5.3 Preclinical safety data
5.3 Preclinical safety dataCurrent studies of general toxicity, genotoxicity and carcinogenicity did not show any particular risk to humans.
Reproduction toxicity studies in male rats have shown a decreased weight of the prostate and seminal vesicles, decreased secretion from accessory genital glands and a reduction in fertility indices (caused by the pharmacological effect of dutasteride).
The clinical relevance of these findings is unknown.
As with other 5 alpha reductase inhibitors, feminisation of male foetuses in rats and rabbits has been noted when dutasteride was administered during gestation.
Dutasteride has been found in blood from female rats after mating with dutasteride treated males. When dutasteride was administered during gestation to primates, no feminisation of male foetuses was seen at blood exposures sufficiently in excess of those likely to occur via human semen. It is unlikely that a male foetus will be adversely affected following seminal transfer of dutasteride.

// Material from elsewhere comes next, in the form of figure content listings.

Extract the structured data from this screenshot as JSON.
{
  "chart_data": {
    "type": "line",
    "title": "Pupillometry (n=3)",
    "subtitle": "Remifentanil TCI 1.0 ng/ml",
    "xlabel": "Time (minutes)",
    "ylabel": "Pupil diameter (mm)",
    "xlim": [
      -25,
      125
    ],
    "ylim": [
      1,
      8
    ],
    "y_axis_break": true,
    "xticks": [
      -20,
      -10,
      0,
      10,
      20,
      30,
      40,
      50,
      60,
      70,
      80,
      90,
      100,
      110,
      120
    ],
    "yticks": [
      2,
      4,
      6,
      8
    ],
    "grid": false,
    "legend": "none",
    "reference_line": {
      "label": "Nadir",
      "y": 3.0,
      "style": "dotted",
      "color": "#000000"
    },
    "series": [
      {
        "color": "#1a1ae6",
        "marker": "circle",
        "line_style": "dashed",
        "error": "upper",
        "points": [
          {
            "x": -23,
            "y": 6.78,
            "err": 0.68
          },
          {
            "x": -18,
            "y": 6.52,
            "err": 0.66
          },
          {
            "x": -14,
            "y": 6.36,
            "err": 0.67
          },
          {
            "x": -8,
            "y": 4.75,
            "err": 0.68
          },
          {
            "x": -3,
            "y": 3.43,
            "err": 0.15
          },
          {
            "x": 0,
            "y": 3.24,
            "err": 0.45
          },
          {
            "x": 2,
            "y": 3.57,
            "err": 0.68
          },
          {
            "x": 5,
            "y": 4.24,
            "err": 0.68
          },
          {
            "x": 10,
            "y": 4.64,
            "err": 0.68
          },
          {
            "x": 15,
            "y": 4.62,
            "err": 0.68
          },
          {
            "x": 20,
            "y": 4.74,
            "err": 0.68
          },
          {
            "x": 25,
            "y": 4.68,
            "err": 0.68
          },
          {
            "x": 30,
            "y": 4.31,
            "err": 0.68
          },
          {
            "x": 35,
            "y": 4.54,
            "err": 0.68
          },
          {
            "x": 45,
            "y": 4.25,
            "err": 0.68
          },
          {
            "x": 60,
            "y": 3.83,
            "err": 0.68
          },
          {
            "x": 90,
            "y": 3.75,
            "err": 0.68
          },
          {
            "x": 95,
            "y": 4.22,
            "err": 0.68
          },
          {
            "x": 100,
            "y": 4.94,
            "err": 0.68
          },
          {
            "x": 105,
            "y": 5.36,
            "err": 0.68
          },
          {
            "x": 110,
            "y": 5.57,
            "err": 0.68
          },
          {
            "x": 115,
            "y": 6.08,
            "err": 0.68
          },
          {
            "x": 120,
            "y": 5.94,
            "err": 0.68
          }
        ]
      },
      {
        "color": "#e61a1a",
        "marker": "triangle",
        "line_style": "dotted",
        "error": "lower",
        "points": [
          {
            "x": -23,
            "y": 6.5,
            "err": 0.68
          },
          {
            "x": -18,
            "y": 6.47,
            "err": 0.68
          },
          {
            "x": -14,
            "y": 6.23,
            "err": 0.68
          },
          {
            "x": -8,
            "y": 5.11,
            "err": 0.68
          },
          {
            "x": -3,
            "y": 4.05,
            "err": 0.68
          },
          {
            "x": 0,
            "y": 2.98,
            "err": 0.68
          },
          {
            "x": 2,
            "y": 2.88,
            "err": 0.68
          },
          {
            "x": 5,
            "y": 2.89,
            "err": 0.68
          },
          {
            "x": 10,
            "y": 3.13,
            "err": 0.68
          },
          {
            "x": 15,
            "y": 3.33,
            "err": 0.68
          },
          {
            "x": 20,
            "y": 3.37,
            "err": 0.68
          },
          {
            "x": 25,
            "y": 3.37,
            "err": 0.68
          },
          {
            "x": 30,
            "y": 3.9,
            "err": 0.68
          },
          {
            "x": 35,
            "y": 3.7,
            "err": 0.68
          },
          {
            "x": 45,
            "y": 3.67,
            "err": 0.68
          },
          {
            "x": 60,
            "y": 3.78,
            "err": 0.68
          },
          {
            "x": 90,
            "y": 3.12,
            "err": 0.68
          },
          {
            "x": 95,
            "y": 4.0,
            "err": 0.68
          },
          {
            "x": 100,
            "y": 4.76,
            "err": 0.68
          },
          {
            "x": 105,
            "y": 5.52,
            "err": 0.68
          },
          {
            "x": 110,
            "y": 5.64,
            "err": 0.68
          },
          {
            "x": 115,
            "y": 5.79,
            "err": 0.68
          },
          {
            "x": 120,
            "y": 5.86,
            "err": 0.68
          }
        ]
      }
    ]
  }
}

6 PHARMACEUTICAL PARTICULARS
6.1 List of excipients
Capsule contents:
glycerol monocaprylocaprate
butylhydroxytoluene (E321)
Capsule shell:
gelatin
glycerol
purified water
iron oxide yellow (E172)
titanium dioxide (E171)
Opacode Red ink
Printing ink:
shellac glaze
iron oxide red (E172)
isopropyl alcohol
n-butyl alcohol
propylene glycol
ammonium hydroxide
simethicone
6.2 Incompatibilities
Not applicable.
6.3 Shelf life
2 years.
6.4 Special precautions for storage
Do not store above 30°C.
Store in the original package, in order to protect from light.
6.5 Nature and contents of container
PVC/PVdC/Al blister packs of 30 or 100 capsules.
Not all pack sizes may be marketed.
6.6 Special precautions for disposal
6.6 Special precautions for disposalDutasteride is absorbed through the skin, therefore contact with leaking capsules must be avoided. If contact is made with leaking capsules, the contact area should be washed immediately with soap and water (see section 4.4).
Any unused product or waste material should be disposed of in accordance with local requirements.